Overall, we were very impressed. Like all changes, it will take time to settle and become familiar. But especially when we have online divorces, the profession will see the benefits of this new style petition. It may be that there could be a few changes but these are minor in the overall scheme. All those involved in the drafting process, including the very tricky element of giving summary guidance in lay language, are to be highly commended.

In addition to the above-mentioned changes to divorce/dissolution petitions and answers, the Family Procedure Rules have also been amended in relation to FDR appointments in financial remedy proceedings and procedure under Part III of the MFPA 1984 as follows:

  • Requirement to have a FDR in Financial  Remedy Proceedings. The current r.9.15(4) provides that if the court at First Appointment decides that a referral to a FDR appointment is appropriate it must direct that the case be referred to a FDR appointment. Whilst in practice a judge at First Appointment will almost always direct a FDR appointment, r.9.15(4) is amended to provide that the court at First Appointment must direct that the case is referred to a FDR appointment unless (i) the First Appointment has been used as an effective FDR appointment or (ii) there are exceptional circumstances which make a referral to a FDR appointment inappropriate. In practice the exceptional circumstances will be set out in the order. It’s a matter for discussion as to what might be exceptional. Perhaps one party having to travel a long distance, either internationally or at disproportionate cost. Perhaps when there already has been a roundtable meeting with lawyers present, although some judges will not consider this exceptional.

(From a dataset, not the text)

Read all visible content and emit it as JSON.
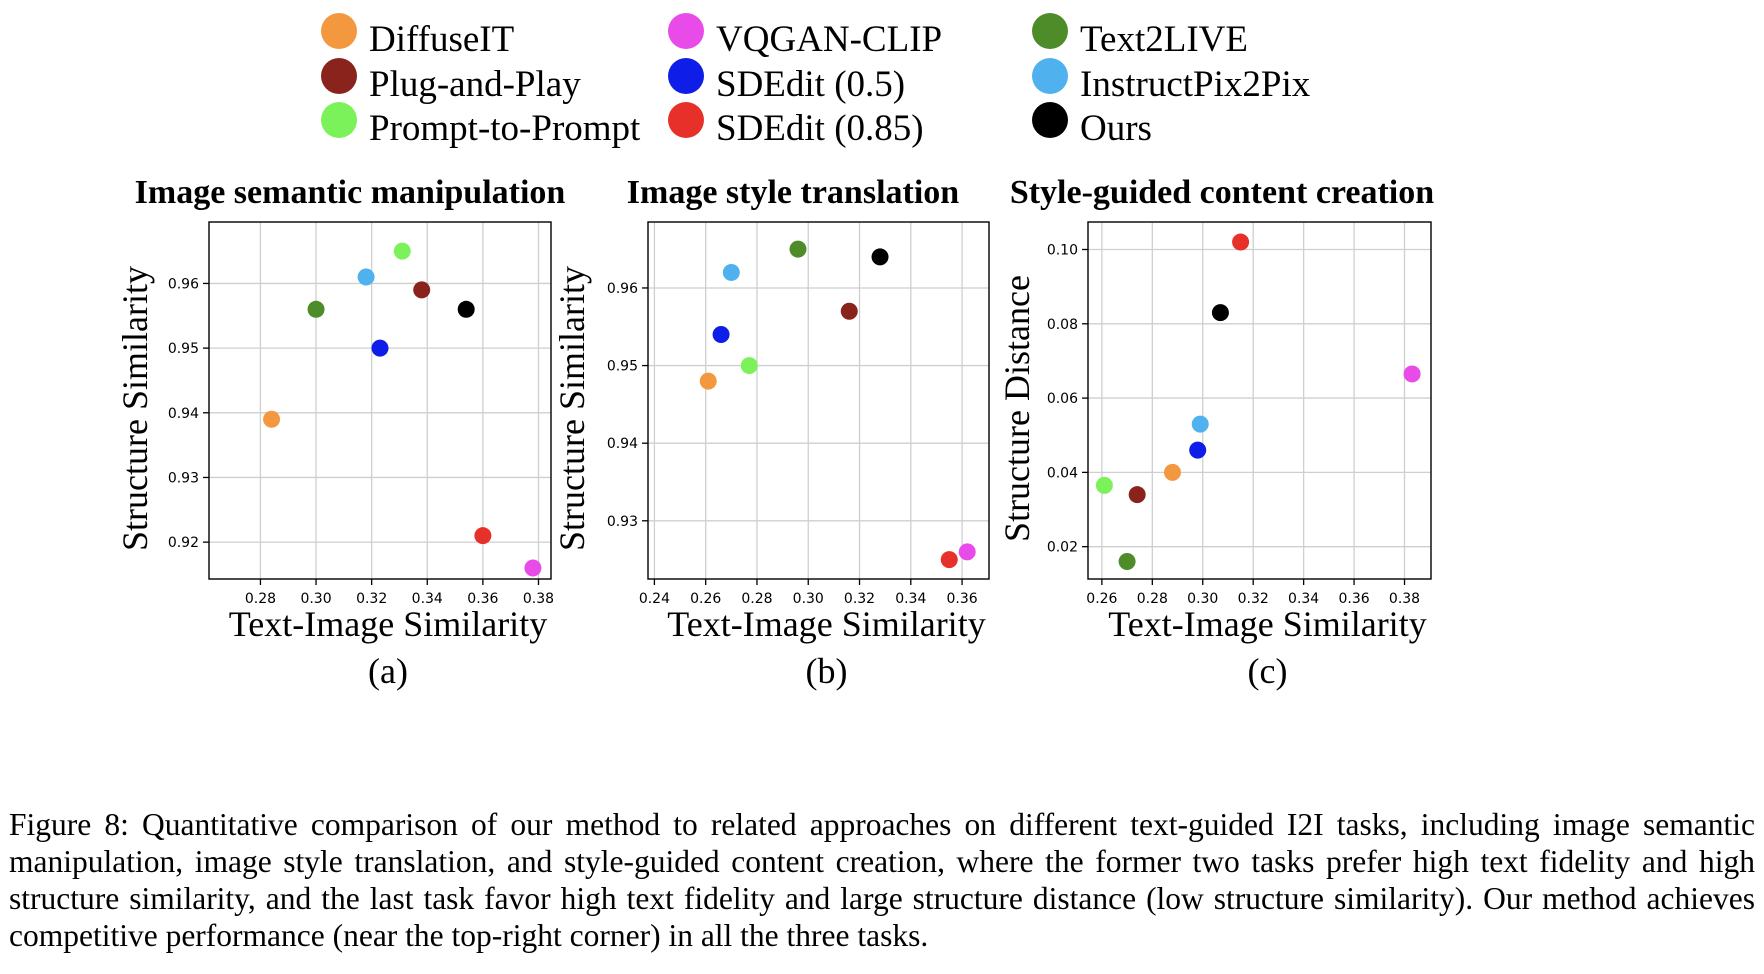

  • Part III MFPA 1984 Applications. At the moment r.8.25 provides that the court may grant an application under Part III which has been made without notice to the respondent if it appears that there are good reasons for not giving notice. If the application has been made without notice the applicant is also required to state why notice has not been given. From 7 August 2017 r.8.25 instead provides that the application must be made without notice to the respondent and (unless the court considers it appropriate to be determined on notice) also determined without notice to the respondent. This will bring the FPR in line with what the courts have been doing in practice for some time and accords with the recommendations made by the Financial Remedies Working Group in 2014.
  • Part III Allocation. At present r.8.28 provides that if a leave application under Part III is granted a High Court judge may direct that the rest of the application may be heard by a district judge of the Principal Registry. From next month that Rule shall be removed and r.8.23 will be amended to include a signpost to The Family Court (Composition and Distribution of Business) Rules 2014 which contains guidance as to which level of judge applications under Part III should be allocated. The existing reference in r.9.5(3) to the level of judge able to hear Part III proceedings will also be removed and the above-mentioned 2014 Rules will govern allocation.